Re: g++ Bug? use of alloca in a function prevents exception handler walkback on ppc linux

[Mike Stump]

> From: "Kevin B. Hendricks" <kevin.hendricks@sympatico.ca>
> Date: Thu, 14 Dec 2000 11:40:27 -0500
> To: gcc@gcc.gnu.org
> Cc: dje@watson.ibm.com, geoffk@geoffk.org, Franz.Sirl-kernel@lauterbach.com

> With a lot of help from Philipp Lohmann from Sun Germany, we have
> tracked the problem on ppc linux exception handling to the use of
> alloca in any function in the path back to the exception handler.

Ok.

> Is this a g++ bug?

Yes, I suspect so.  Or, more properly, this seems to be a bug in the
DWARF2 EH bits for the PowerPC.  I tried this on x86 linux, using a
top of tree compiler, and it worked fine, so I believe that the
machine independent code might be fine.

> Should dynamic allocation of stack space prevent the search back
> through the function by throw_helper?

Nope.

> Any guidance about how to deal with this would be greatly appreciated.

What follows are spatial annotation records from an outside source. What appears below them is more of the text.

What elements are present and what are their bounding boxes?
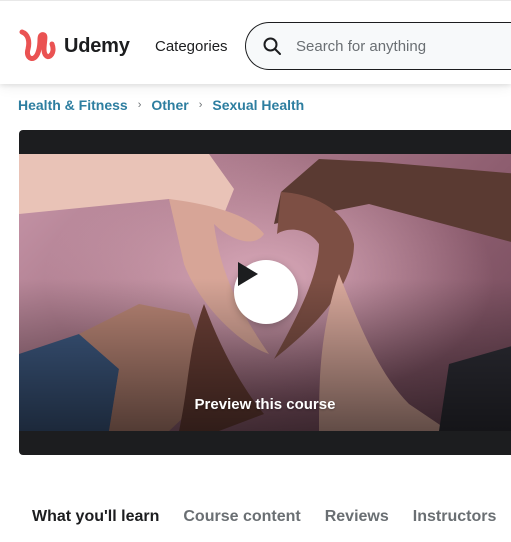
course-tabs: What you'll learn Course content Reviews… [32,508,511,526]
udemy-logo[interactable]: Udemy [18,29,130,63]
chevron-right-icon: › [137,99,142,111]
logo-text: Udemy [64,34,130,57]
play-button[interactable] [234,260,298,324]
search-input[interactable] [296,37,496,55]
search-bar [245,22,511,70]
breadcrumb: Health & Fitness › Other › Sexual Health [18,97,304,113]
tab-instructors[interactable]: Instructors [413,508,497,526]
udemy-logo-icon [19,29,56,61]
preview-image: Preview this course [19,154,511,431]
course-preview[interactable]: Preview this course [19,130,511,455]
chevron-right-icon: › [198,99,203,111]
search-icon[interactable] [248,22,296,70]
top-navigation-bar: Udemy Categories [0,0,511,84]
breadcrumb-other[interactable]: Other [151,97,188,113]
breadcrumb-sexual-health[interactable]: Sexual Health [212,97,304,113]
tab-reviews[interactable]: Reviews [325,508,389,526]
tab-course-content[interactable]: Course content [183,508,300,526]
tab-what-youll-learn[interactable]: What you'll learn [32,508,159,526]
play-icon [238,262,258,286]
categories-menu[interactable]: Categories [155,38,228,55]
preview-label: Preview this course [194,396,336,413]
breadcrumb-health-fitness[interactable]: Health & Fitness [18,97,128,113]
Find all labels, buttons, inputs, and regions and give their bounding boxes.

If you want to fix it, check out the DWARF2 bits in the rs6000 port.
Jason might be able to give better advice in this area, as he is more
familiar with these bits.  Compile up the libgcc2 bits with debugging
turned on, and then step though it and watch how the EH runtime walks
the frame.  Understand every addition and every fetch it does.  Watch
the registers being restored, and from where they come from, and
ensure that is where the generated code put them.

Oh, I assume that you've already tried the top of the tree.  If not,
please give it a try and see if it works.